Lower inventory and the need for new construction is leading to more competition and continuously increasing home prices, according to NAR’s chief economist Lawrence Yun.

“New home construction is greatly needed, however, home construction fell in the first half of the year,” Yun said in a statement. “This leads to continuing tight inventory conditions, especially at more affordable price points. Home prices are mildly reaccelerating as a result.”

In more than half of the metro areas tracked, the median home price increase more than 5 percent year-over-year. In total, 91 percent of the nation’s metros experienced increased home prices.

A number of high-priced metro areas were among the few that saw decreases. In the San Jose and Santa Clara, California-area, prices dropped 5.3 percent, in San Francisco and Oakland, home prices fell 1.9 percent and in Honolulu, Hawaii, prices decreased 1.2 percent. Those three metros, along with Anaheim and San Diego, were the highest priced metro areas in the country.

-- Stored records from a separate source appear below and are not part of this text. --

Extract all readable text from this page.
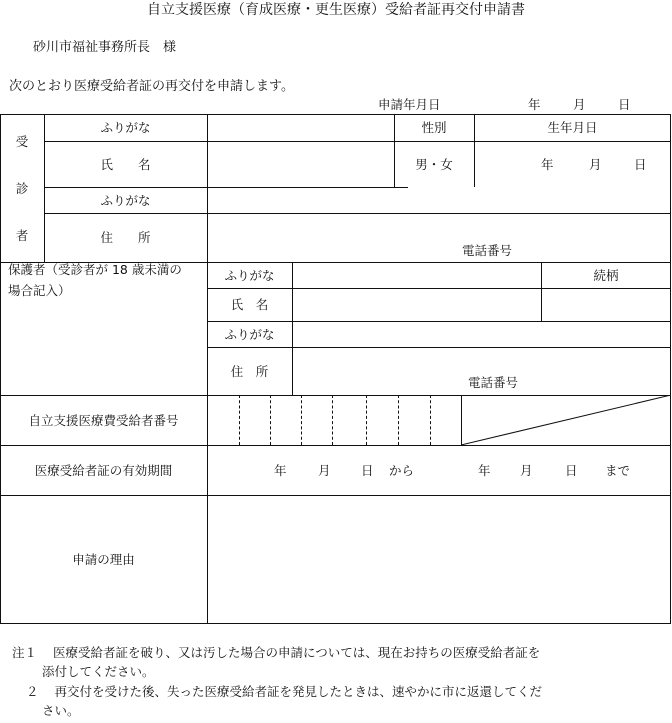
自立支援医療（育成医療・更生医療）受給者証再交付申請書
砂川市福祉事務所長　様
次のとおり医療受給者証の再交付を申請します。
申請年月日	年	月	日
受
診
者
ふりがな	性別	生年月日
氏　　名	男・女	年	月	日
ふりがな
住　　所
電話番号
保護者（受診者が 18 歳未満の
場合記入）
ふりがな	続柄
氏　名
ふりがな
住　所
電話番号
自立支援医療費受給者番号
医療受給者証の有効期間	年	月 日 から	年 月	日 まで
申請の理由
注１ 医療受給者証を破り、又は汚した場合の申請については、現在お持ちの医療受給者証を
添付してください。
２ 再交付を受けた後、失った医療受給者証を発見したときは、速やかに市に返還してくだ
さい。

“Housing unaffordability will hinder sales irrespective of the local job market conditions,” Yun said. “This is evident in the very expensive markets as home prices are either topping off or slightly falling.”

The five lowest-cost metro areas were Decatur, Illinois; Youngstown, Ohio; Cumberland, Maryland; Binghamton, New York and Elmira, New York.

The national median income rose to $78,362 in the second quarter, but home price growth outpaced income growth, contributing to an overall decline in affordability.

“The exceptionally low mortgage rates will help with housing affordability over the short run,” Yun said. “But if the low interest rates are due to weakening economic confidence, as reflected from a correction in the stock market, then the low rates will not help with job growth and will eventually hinder home buying and home construction.”